Nun kann man als alter Ostmensch nichts von Jugendlieben auf Zypern und Bildungserlebnissen im spanischen Baskenland erzählen. Doch wer unbedingt wollte, kam weit herum. Im Osten.
Ja, ich war zweimal – vor einem guten Vierteljahrhundert – in jener Gegend, die gerade wieder die Bekenntniskrieger herausfordert: Nieder mit dem Aggressor! Der heißt in den meisten amerikanisch-demokratischen Medien Rußland und eher selten Saakaschwili.
Einmal machte ich eine Busreise, immer hart am Südrand des Kaukasus, von Baku nach Tbilissi, jener Stadt, die die Georgier Bilissi aussprechen und die Öffentlich-Rechtlichen Tiflis. Ein andermal besuchte ich mit einer Gruppe von Schriftstellern Georgien und Armenien. Auf solchen Reisen gilt großes Interesse der Gruppendynamik – ein bißchen aber bekam ich doch von Ländern und Leuten mit.
Auf der Südkaukasus-Straße machten wir Station noch vor dem weit geöffneten Schlagbaum, der Aserbaidschan und Georgien damals verband – es war noch in Sowjetzeiten – und heute trennt. In der Stadt Scheki freundeten wir uns mit einer Familie an, die anderntags darauf bestand, uns wirkungsvoll durch den ganzen Ort zu unserem Bus zu geleiten. Es waren Armenier – wirklich begriffen habe ich den Sinn dieser Prozession mit deutschen Freunden durch die aserbaidschanische Stadt erst 1988, als der Krieg zwischen Armenien und Aserbaidschan um Karabach ausbrach.
In allen drei Kaukasus-Republiken siedelten Angehörige aller drei Nationen, dazwischen weitere Minderheiten und natürlich Russen. Ein friedliches Nebeneinander – wie mir schien. Doch die Titular-Nationen bestanden jeweils auf ihrem National-Ego. Die Georgier liebten, so hieß es, besonders die Deutschen. Die Armenier hatten Verbindungen nach Frankreich, und die Aseris wurden von den anderen ohnehin als Türken bezeichnet. In den georgischen Städten drehten blutjunge Machos in großen Wolgas und Tschaikas unermüdlich Runden. Wenn ein Georgier in Tbilissi mit Melonen im Gepäck ins Flugzeug stieg, diese auf dem Moskauer Markt verklingelte und wieder zurückflog, hatte er nicht nur den Flugpreis verdient. Im Kleinen geschah das, was heute im Welthandel normal ist: Der Preis der Ware wird nicht wirklich durch die Transportkosten bestimmt.

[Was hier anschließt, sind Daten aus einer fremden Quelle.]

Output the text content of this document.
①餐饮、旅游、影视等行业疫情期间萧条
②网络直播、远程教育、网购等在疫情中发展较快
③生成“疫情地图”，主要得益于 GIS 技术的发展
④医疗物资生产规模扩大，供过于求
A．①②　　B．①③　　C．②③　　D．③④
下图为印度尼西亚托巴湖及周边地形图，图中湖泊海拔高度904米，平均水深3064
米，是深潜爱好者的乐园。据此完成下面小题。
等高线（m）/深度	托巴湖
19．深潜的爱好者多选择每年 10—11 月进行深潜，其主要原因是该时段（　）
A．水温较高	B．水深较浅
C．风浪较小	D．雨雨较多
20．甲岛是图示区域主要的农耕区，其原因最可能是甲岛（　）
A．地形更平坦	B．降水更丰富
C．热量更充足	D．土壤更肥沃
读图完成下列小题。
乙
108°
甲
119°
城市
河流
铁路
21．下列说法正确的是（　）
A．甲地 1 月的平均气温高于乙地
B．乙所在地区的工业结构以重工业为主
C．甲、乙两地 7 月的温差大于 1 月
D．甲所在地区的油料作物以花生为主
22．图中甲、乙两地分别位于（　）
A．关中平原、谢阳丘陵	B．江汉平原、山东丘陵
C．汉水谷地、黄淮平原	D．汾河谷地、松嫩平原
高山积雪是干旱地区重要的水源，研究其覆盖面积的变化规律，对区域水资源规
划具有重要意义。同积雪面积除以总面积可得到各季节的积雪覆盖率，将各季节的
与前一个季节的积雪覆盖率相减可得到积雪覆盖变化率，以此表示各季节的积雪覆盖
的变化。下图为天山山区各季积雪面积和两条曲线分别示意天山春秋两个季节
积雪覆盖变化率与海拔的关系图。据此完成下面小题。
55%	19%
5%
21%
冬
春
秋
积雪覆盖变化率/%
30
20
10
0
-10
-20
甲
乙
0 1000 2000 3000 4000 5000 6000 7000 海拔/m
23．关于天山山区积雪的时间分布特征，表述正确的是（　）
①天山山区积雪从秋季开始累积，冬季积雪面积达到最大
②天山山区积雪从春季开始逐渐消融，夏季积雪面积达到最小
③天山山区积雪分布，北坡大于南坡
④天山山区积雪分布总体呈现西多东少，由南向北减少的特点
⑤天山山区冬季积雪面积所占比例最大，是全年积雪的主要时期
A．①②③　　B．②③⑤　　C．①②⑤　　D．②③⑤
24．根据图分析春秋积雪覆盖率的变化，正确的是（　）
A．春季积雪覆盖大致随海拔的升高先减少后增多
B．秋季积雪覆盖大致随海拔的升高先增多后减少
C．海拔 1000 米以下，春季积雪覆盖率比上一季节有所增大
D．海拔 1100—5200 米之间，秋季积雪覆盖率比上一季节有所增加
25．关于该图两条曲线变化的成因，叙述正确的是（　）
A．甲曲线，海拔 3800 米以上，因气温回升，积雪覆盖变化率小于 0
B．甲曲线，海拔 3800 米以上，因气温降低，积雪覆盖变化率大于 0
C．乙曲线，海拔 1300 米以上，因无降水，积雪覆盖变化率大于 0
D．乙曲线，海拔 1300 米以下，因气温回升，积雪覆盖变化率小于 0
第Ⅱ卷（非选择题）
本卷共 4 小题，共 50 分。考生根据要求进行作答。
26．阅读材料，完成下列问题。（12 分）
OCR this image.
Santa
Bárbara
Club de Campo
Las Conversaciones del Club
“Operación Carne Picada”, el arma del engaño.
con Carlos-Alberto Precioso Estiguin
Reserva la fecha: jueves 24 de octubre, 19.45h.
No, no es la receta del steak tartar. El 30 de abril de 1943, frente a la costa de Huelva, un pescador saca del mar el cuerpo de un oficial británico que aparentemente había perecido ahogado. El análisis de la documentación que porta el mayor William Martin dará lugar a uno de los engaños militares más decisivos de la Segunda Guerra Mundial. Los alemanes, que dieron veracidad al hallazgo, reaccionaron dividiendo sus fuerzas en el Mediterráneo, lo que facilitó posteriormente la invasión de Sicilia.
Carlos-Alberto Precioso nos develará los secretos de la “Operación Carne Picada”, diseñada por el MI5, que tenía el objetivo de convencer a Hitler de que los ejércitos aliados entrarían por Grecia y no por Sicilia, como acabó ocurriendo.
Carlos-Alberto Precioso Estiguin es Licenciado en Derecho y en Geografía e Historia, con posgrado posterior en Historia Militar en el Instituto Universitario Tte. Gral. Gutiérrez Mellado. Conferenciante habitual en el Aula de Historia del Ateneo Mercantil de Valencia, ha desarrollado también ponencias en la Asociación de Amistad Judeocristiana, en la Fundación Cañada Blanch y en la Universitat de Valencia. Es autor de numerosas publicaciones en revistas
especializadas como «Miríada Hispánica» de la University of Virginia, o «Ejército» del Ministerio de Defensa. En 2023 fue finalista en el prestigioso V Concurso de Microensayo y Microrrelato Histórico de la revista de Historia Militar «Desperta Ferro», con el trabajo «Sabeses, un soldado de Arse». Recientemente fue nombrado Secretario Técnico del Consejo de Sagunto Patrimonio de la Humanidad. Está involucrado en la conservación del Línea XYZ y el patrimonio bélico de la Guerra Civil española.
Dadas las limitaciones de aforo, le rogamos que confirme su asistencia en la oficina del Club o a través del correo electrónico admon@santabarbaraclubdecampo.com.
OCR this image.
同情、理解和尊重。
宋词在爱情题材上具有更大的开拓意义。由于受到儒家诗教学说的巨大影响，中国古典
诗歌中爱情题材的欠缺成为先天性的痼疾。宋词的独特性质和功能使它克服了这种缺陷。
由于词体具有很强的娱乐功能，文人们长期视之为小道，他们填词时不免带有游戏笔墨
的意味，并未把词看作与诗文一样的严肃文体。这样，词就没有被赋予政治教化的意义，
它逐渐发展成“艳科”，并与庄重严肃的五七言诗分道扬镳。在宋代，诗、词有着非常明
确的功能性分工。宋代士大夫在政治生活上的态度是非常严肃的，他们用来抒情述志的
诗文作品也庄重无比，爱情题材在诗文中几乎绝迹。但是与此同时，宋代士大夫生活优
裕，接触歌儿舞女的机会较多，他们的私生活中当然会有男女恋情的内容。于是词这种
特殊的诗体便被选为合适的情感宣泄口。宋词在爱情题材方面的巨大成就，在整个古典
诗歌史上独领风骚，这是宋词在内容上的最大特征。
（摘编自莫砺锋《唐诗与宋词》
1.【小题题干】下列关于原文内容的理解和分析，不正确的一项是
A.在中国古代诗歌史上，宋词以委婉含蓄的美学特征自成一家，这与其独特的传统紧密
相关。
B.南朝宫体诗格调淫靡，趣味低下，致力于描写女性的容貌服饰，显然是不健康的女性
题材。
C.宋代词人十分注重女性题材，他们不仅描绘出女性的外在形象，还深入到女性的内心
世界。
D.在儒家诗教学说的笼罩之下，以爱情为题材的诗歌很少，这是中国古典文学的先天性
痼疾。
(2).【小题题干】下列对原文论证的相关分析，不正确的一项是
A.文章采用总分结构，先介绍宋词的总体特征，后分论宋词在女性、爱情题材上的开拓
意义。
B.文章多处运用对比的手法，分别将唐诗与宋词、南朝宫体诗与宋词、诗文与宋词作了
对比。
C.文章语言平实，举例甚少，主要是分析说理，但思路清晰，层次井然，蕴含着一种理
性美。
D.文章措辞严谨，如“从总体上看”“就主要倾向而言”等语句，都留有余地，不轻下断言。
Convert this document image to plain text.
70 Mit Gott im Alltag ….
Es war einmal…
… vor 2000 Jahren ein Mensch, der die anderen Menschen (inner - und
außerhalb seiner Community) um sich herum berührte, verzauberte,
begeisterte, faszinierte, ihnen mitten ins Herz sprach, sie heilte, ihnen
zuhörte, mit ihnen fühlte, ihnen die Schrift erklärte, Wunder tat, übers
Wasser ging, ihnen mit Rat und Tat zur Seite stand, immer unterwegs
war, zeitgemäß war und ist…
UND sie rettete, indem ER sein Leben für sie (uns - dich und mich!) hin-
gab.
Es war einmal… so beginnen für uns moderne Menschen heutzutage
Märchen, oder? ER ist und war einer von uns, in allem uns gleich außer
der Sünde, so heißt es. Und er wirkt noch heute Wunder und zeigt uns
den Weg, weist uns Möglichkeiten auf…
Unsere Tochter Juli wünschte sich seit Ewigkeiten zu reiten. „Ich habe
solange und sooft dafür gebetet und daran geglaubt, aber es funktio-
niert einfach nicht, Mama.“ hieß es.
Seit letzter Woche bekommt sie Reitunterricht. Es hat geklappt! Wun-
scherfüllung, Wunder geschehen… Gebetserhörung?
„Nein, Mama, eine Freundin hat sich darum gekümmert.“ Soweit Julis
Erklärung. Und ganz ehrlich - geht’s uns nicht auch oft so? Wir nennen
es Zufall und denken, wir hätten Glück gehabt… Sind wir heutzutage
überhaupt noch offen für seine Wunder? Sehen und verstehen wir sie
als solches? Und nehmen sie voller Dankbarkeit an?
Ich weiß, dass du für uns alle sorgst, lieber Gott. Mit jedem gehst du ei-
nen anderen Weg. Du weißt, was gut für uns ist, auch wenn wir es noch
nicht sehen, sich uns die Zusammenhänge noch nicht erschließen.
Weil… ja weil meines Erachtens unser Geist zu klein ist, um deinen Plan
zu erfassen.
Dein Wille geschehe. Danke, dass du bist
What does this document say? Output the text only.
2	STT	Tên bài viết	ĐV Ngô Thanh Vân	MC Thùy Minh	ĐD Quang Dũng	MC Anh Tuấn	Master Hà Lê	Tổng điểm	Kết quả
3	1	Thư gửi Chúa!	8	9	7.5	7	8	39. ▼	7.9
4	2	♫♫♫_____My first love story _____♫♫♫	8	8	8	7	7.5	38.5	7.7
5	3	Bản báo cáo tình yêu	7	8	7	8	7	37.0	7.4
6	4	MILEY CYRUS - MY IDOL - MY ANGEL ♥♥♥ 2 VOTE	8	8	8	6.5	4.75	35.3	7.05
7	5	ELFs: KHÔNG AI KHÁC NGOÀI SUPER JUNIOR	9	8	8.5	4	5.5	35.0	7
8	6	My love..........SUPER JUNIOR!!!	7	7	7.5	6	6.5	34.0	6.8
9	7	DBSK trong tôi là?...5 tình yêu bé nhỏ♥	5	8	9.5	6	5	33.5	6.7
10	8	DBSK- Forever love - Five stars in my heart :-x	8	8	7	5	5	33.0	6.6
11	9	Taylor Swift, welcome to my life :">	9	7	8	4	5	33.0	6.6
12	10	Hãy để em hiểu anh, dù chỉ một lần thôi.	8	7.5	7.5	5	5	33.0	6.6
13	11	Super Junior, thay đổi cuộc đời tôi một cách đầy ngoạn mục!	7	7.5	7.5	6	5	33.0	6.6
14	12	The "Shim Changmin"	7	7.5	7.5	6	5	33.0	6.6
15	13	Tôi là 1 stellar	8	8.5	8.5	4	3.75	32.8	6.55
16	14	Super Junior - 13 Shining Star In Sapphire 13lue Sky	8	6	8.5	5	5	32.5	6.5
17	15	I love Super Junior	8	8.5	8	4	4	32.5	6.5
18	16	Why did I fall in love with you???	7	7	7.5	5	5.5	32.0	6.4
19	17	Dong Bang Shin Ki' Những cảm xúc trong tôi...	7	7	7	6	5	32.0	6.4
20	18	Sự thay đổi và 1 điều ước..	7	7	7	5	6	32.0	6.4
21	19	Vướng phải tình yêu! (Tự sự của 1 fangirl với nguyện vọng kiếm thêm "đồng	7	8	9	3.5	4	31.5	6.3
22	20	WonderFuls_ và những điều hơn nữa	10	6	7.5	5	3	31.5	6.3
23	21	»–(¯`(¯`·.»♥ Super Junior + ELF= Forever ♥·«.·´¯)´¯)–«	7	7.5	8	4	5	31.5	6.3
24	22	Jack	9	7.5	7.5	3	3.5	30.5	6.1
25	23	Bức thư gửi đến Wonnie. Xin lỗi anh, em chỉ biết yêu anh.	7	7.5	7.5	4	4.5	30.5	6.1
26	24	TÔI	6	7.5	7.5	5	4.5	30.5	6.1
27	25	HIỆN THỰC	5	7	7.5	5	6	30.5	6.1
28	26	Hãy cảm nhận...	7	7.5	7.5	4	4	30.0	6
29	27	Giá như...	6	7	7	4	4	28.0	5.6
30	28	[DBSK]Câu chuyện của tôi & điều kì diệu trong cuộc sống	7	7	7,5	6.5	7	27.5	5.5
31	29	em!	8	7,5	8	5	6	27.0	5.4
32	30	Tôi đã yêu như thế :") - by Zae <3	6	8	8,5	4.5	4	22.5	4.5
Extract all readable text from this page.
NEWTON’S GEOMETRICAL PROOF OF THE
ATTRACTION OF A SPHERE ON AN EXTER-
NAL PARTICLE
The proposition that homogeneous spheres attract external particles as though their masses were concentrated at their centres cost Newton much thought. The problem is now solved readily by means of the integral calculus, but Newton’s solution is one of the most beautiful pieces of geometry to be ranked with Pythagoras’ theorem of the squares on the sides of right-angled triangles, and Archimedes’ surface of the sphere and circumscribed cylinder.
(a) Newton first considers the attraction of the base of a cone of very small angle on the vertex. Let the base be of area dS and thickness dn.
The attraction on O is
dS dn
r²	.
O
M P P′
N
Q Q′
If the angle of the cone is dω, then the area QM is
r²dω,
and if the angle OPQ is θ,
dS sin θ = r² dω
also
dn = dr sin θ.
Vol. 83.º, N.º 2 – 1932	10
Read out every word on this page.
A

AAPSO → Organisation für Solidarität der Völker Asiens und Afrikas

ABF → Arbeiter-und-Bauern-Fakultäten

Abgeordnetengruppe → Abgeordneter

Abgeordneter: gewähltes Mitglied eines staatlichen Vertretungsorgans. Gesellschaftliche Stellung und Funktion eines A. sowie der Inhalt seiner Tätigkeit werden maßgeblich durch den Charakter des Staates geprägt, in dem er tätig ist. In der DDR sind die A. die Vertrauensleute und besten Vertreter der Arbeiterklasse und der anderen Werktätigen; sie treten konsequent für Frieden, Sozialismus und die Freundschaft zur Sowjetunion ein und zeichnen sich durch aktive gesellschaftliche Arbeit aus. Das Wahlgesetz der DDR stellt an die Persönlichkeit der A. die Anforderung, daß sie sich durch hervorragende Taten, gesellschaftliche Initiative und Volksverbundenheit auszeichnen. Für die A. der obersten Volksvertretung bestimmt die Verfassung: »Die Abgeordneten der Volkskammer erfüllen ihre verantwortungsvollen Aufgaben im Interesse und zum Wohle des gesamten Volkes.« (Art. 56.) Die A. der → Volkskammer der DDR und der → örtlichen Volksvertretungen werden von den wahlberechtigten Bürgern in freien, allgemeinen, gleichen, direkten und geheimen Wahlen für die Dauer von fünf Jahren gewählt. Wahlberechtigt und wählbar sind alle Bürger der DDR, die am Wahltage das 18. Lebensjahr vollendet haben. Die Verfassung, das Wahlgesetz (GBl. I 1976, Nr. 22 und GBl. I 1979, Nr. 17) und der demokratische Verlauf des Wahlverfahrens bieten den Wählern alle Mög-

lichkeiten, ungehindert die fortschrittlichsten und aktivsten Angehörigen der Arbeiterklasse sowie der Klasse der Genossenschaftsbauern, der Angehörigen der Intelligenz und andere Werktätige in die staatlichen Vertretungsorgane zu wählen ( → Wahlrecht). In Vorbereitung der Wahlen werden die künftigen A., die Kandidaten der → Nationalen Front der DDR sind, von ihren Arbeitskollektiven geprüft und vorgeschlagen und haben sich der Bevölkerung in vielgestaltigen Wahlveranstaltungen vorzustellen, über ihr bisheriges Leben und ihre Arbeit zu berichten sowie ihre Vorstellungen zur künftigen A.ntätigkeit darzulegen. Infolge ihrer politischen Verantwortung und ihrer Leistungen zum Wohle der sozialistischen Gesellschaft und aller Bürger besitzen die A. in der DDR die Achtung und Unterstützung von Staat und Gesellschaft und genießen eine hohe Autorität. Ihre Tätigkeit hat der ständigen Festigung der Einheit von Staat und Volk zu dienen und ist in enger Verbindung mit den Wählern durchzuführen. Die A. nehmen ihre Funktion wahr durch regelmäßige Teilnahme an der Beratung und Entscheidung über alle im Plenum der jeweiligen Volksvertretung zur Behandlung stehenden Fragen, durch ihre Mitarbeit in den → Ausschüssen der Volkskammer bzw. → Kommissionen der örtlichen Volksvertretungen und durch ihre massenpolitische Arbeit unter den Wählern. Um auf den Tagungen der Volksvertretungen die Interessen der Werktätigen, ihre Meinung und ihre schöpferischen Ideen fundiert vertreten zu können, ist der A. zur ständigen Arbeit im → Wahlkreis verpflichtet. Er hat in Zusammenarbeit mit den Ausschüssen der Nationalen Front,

In den nördlicheren Sowjet-Gebieten wurden damals Kaukasier grundsätzlich als »Schwarze« bezeichnet; aber georgische und armenische Intellektuelle waren in den Moskauer Künstler-Zirkeln überaus beliebt. Im Normal-Volk waren Reisen in die subtropischen Gärten am Südrand der Union heiß begehrt. Der hingegen in den Neunzigern in Rußland einsetzende allgegenwärtige Tschetschenen-Haß machte vor anderen Kaukasiern nicht Halt – zu einer Zeit, als Nachwirkungen des Gorbatschow-Krieges gegen Alkohol spürbar wurden: Die Weinberge, Schatz vieler Südkaukasus-Völker, waren Brandrodungen zum Opfer gefallen.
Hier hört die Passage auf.